[llvm-dev] [RFC] Heterogeneous LLVM-IR Modules

Thu Jul 30 14:17:16 PDT 2020

On 7/30/20 1:02 PM, Johannes Doerfert wrote:
 >
 > On 7/30/20 12:41 PM, Renato Golin wrote:
 > > On Thu, 30 Jul 2020 at 17:46, Johannes Doerfert
 > > <johannesdoerfert at gmail.com> wrote:
 > >> So we don't rewrite
 > >> everything but instead "just" need to duplicate all the information in
 > >> the IR such that each `opt` invocation can extract it's respective set
 > >> of values and run on the respective set of global symbols. This would
 > >> reduce the new stuff to more or less what we started with: device 
triple
 > >> & DL, and a way to link global symbol to a device triple & DL. It 
is the
 > >> two module approach but with "co-located" modules ;)
 > >
 > > I think you're being overly optimistic in hoping the "triple+DL"
 > > representation will be enough to emulate multi-target.
 >
 > I might be optimistic about the impact such a representation has but I
 > don't see how it should not be enough. I argue we keep *all* the
 > information that we currently have in two modules but put it in a single
 > one.
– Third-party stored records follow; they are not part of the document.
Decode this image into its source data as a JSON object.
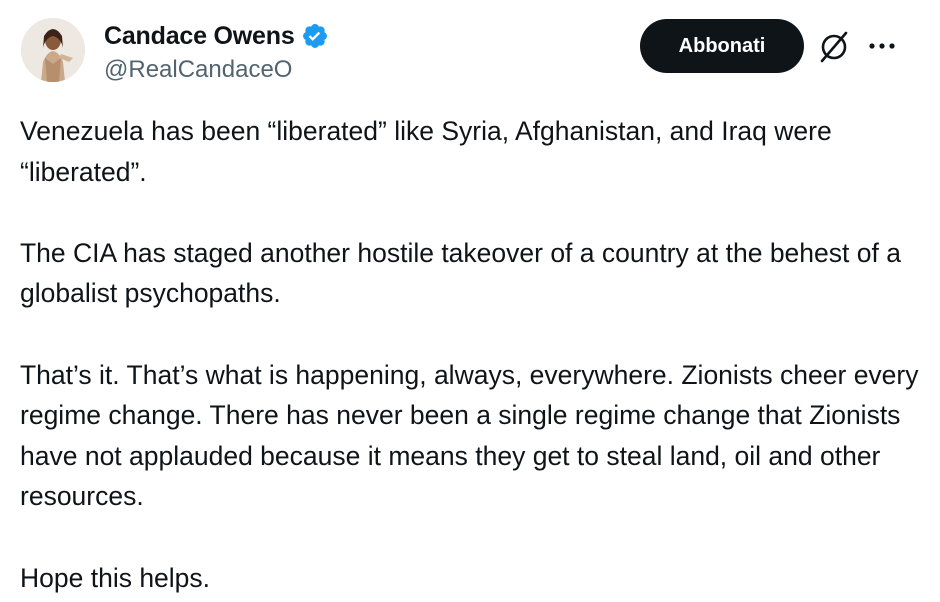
{
  "author": {
    "display_name": "Candace Owens",
    "handle": "@RealCandaceO",
    "verified": true,
    "verified_color": "#1d9bf0"
  },
  "actions": {
    "subscribe_label": "Abbonati",
    "grok_icon": "grok-slash-circle-icon",
    "more_icon": "more-horizontal-icon"
  },
  "tweet": {
    "paragraphs": [
      "Venezuela has been “liberated” like Syria, Afghanistan, and Iraq were “liberated”.",
      "The CIA has staged another hostile takeover of a country at the behest of a globalist psychopaths.",
      "That’s it. That’s what is happening, always, everywhere. Zionists cheer every regime change. There has never been a single regime change that Zionists have not applauded because it means they get to steal land, oil and other resources.",
      "Hope this helps."
    ]
  },
  "colors": {
    "text": "#0f1419",
    "secondary_text": "#536471",
    "button_bg": "#0f1419",
    "button_text": "#ffffff"
  }
}
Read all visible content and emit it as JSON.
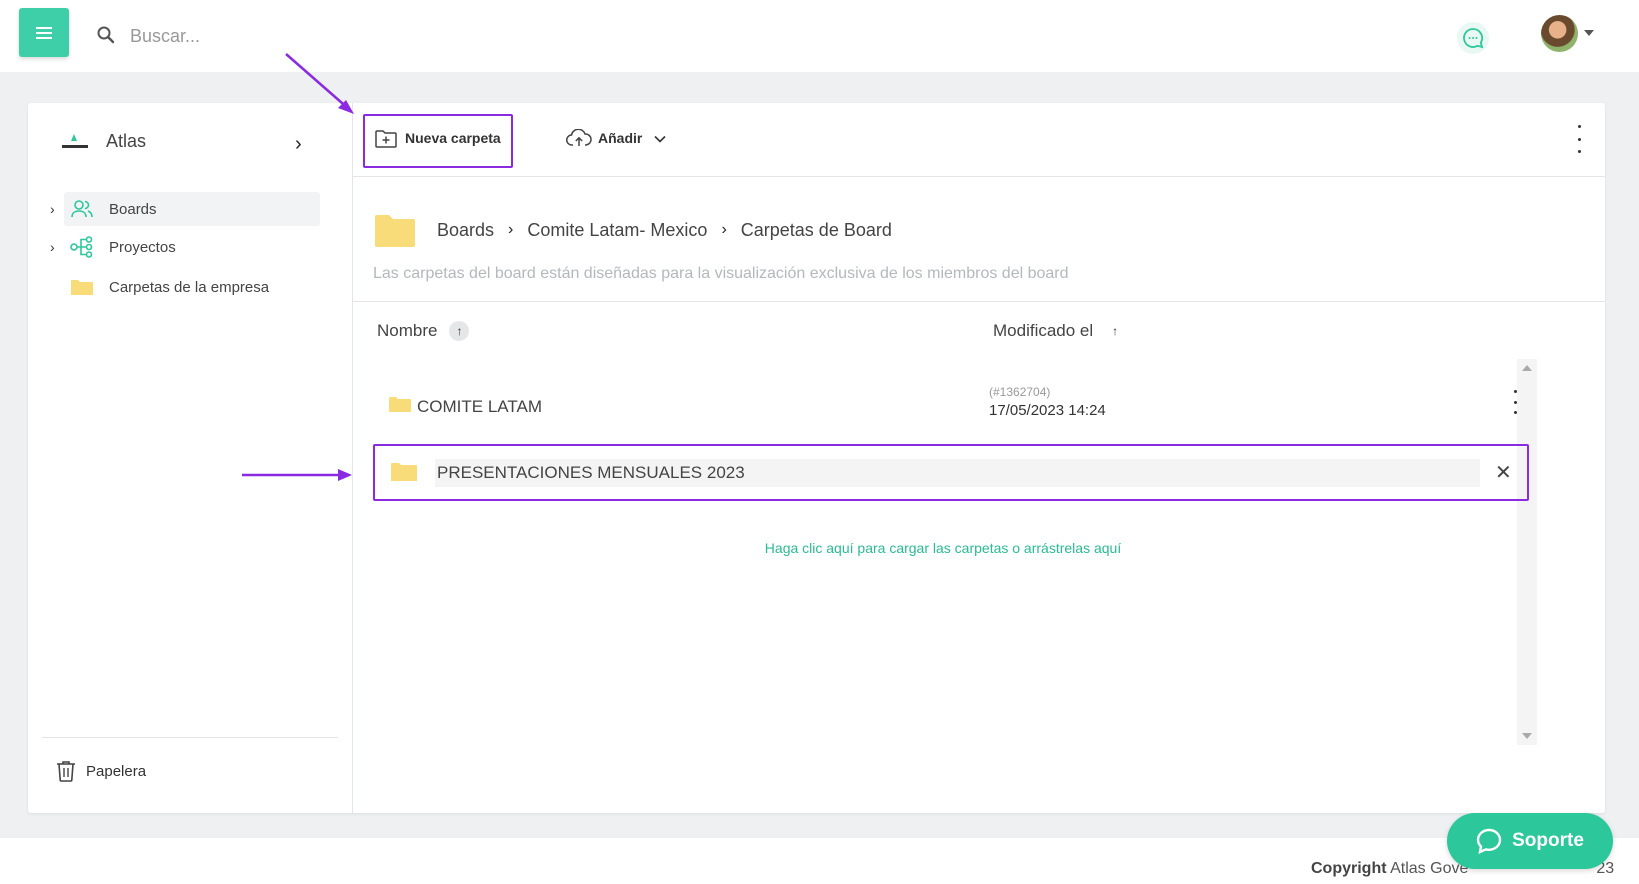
{
  "topbar": {
    "search_placeholder": "Buscar..."
  },
  "sidebar": {
    "brand": "Atlas",
    "items": [
      {
        "label": "Boards",
        "icon": "users-icon",
        "expandable": true,
        "active": true
      },
      {
        "label": "Proyectos",
        "icon": "hierarchy-icon",
        "expandable": true,
        "active": false
      },
      {
        "label": "Carpetas de la empresa",
        "icon": "folder-icon",
        "expandable": false,
        "active": false
      }
    ],
    "trash_label": "Papelera"
  },
  "toolbar": {
    "new_folder_label": "Nueva carpeta",
    "add_label": "Añadir"
  },
  "breadcrumb": [
    "Boards",
    "Comite Latam- Mexico",
    "Carpetas de Board"
  ],
  "description": "Las carpetas del board están diseñadas para la visualización exclusiva de los miembros del board",
  "columns": {
    "name": "Nombre",
    "modified": "Modificado el"
  },
  "rows": [
    {
      "name": "COMITE LATAM",
      "id": "(#1362704)",
      "modified": "17/05/2023 14:24"
    }
  ],
  "new_folder_input_value": "PRESENTACIONES MENSUALES 2023",
  "upload_hint": "Haga clic aquí para cargar las carpetas o arrástrelas aquí",
  "footer": {
    "copyright_label": "Copyright",
    "copyright_text": "Atlas Gove",
    "copyright_tail": "23"
  },
  "support_label": "Soporte",
  "colors": {
    "accent": "#3ecfa9",
    "highlight": "#8a2be2",
    "folder": "#f7dc79",
    "link": "#2cba93"
  }
}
What else is there (in the IR)? With two `opt` invocations you
 > don't miss out on flags and target information either. At the end of the
 > day I am suggesting to have a single `llvm::Module` with the same
 > information that was in multiple ones before. That will require us to
 > allow duplicates for all "global" entities (triple, DL, module metadata,
 > ...) and to tie global symbols to such entities.
 >
 > Summarized, this approach would keep the modules logically separate,
 > e.g., we would have different namespaces for globals, the pass pipelines
 > actually separate, and only co-locate the representation to simplify
 > tooling in various places. For a single-device invocation of `opt`, the
 > module should not "behave" any different than the one that you get if
 > you extract the code for that device first (or not merge it in the first
 > place).
 >

I thought about this a bit more and I came to the conclusion that this
discussion needs some way of verifying certain assumptions (of mine), at
least to some degree. One of the key questions is: Can we merge two
modules, run the optimizations on both split them, and get the same
output as if we would have done it on two modules in isolation.

So is,
   llvm-link m1.bc m2.bc -o inp.bc
   opt -device=1 -O3 inp.bc -o mid.bc
   opt -device=2 -O3 mid.bc -o out.bc
   llvm-unlink -o m1.bc -o m2.bc -i out.bc
equivalent to
   opt -O3 m1.bc -o m1.bc
   opt -O3 m2.bc -o m2.bc
or not, assuming m1 and m2 have different targets and/or data layouts.

I'd say this is something worth trying out ;)

My plan is to extend the patch I have so we can link and unlink two
modules, and allow opt to run on a selected device in a heterogeneous
module. With that setup we should be able to verify basic assumptions
about the feasibility and maybe shed some light on problems that we (or
I) haven't foreseen yet.

If anyone has ideas or comments on this, or even wants to help, please
let me know :)

~ Johannes

 > > It may work for the cases you care about but it will create a host of
 > > corner cases that the community will have to maintain with no tangible
 > > additional benefit to a large portion of it.
 >
 > I would like to think that a large portion of the community actually
 > benefits; at least everyone that cares about accelerators, which is a
 > growing fraction I would assume. The reason I started this thread is to
 > discuss use and corner cases, I think it is working so far. If you feel
 > there are (known) corner cases that I somehow ignore, please let me
 > know. Similarly, I don't want to ignore any use case that is brought
 > forward. However, I am aware that the interesting corner cases might yet
 > be unknown and will only reveal themselves as we go.
 >
 >
 > > But I'd like to heat the opinion of others on the subject before
 > > making up my own mind...
 >
 > I think more input would be great :)
 >
 > ~ Johannes
 >
 >